Virtual Cybersecurity Externship Program Serves as a Solution

To allow learners to gain the experience employers are seeking and gain skills and credentials they need to enter and succeed in a cybersecurity career, WorkED established a Virtual Cyber Externship Program in partnership with industry to allow educational institutions to deliver regional work-based learning experiences.

The virtual externship program facilitates partnerships between local industries and educational institutions to introduce daily challenges based on authentic scenarios that learners are asked to solve individually or as a team. One unique element of the learning experience includes having multiple cybersecurity professionals interacting with students, highlighting the team approach to cybersecurity.

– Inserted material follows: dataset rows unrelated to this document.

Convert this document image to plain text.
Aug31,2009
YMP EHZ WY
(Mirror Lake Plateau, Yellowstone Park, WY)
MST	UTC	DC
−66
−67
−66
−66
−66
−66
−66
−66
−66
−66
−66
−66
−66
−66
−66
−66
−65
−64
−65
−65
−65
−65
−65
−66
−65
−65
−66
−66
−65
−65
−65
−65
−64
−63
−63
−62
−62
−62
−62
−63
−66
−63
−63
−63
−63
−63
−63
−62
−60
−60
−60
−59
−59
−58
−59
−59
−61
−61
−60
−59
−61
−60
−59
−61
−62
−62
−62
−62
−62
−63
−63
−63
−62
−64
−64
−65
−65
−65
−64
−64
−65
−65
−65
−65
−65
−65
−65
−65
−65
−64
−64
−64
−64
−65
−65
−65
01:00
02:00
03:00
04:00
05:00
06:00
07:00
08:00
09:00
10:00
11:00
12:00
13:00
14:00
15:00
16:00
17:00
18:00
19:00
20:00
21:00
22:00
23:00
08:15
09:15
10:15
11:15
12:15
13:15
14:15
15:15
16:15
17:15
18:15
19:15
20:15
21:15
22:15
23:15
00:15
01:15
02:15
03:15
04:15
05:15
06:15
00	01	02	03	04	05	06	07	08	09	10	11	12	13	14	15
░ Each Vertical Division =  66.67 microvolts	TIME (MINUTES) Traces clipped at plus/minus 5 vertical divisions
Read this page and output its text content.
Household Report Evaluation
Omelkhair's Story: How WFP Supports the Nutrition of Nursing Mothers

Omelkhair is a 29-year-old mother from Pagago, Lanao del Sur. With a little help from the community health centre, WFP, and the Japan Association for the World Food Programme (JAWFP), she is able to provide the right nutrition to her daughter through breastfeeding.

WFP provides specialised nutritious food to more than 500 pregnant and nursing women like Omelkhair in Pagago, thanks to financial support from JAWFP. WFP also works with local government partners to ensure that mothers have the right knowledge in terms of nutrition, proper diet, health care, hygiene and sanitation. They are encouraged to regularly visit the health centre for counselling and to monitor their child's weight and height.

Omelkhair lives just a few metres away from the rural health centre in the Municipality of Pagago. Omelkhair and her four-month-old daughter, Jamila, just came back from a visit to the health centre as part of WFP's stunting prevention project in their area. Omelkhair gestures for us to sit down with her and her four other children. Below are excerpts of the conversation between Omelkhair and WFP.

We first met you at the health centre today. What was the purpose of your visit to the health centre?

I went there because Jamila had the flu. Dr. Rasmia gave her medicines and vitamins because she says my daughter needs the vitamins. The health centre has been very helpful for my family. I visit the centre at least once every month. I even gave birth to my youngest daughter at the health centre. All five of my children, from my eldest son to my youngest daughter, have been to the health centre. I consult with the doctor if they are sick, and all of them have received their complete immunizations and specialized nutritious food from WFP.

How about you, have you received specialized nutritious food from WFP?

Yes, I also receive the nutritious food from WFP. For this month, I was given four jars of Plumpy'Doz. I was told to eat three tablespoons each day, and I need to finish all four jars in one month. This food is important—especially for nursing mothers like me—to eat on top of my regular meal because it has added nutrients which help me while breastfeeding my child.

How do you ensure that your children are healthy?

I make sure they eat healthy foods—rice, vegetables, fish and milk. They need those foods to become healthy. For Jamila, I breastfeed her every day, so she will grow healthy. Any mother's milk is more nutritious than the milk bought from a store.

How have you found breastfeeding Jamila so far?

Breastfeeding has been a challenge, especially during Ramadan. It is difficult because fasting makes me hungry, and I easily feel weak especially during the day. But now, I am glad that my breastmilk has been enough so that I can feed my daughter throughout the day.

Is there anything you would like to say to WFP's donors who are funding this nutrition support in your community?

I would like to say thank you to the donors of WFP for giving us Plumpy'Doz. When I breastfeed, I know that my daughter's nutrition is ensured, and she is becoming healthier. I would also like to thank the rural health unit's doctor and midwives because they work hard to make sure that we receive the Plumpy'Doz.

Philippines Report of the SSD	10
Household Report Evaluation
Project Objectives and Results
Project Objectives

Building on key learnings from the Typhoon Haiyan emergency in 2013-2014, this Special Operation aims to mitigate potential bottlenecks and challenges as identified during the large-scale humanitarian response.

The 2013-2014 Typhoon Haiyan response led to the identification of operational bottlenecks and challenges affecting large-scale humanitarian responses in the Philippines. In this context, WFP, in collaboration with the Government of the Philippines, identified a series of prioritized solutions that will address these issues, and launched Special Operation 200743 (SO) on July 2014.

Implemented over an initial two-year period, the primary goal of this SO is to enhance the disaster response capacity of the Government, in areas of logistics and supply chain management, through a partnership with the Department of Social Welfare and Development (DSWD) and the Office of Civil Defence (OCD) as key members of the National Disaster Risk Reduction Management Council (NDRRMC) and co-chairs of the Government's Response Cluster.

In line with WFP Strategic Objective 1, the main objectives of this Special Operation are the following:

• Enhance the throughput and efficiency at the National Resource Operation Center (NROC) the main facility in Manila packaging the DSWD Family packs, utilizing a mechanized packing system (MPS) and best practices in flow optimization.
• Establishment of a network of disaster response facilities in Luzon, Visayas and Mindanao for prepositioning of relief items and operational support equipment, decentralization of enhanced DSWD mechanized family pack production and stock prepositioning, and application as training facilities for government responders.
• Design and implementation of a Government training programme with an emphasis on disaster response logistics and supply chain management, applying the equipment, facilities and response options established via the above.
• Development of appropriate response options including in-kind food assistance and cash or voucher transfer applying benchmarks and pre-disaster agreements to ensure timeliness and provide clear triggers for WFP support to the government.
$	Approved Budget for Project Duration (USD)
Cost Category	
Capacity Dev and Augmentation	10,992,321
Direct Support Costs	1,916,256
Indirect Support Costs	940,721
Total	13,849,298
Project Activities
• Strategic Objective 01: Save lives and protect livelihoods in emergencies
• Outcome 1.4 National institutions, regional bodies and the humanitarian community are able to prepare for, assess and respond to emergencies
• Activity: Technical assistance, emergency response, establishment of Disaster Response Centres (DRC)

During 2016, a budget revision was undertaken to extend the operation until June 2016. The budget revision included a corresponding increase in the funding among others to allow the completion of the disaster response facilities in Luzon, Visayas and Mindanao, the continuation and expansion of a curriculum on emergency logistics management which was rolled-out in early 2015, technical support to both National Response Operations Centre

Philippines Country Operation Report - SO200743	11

The program ends in both a final capstone project and a Capture the Flag Competition that are both based on real scenarios experienced by the employers in their local region.

The time has come for employers and position descriptions to widen the definition of what counts as experience.  Job seekers must be able to demonstrate to a potential employer how the skills gained during a virtual externship experience can be applied to a particular job. Externships offer the ability to take knowledge learned in the classroom and apply it to real-life situations. Moving them to a virtual platform opens the opportunity to a larger participant group. These programs offer hands-on and workplace-centered experiences that are often not addressed fully within more conventional academic programs. The WorkED Virtual Externship Program provides one solution that illustrates how these externships can be designed to meet the need for learners to gain work-based skills and add experience to their job applications.


[1] See: Backman, J. H. (2007). Practical examples for establishing an externship program available to every student. Clinical Law Review, 14(1), 1-36, Luft, V. D., & Vidoni, K. L. (2000). Educator externships: How classroom teachers can acquire business and industry experience. Clearing House, 74(2), 81-83. Frawley (2009),and Schaller, M. A. (2005). Wandering and wondering: Traversing the uneven terrain of the second college year. About Campus, 10(3), 17-24.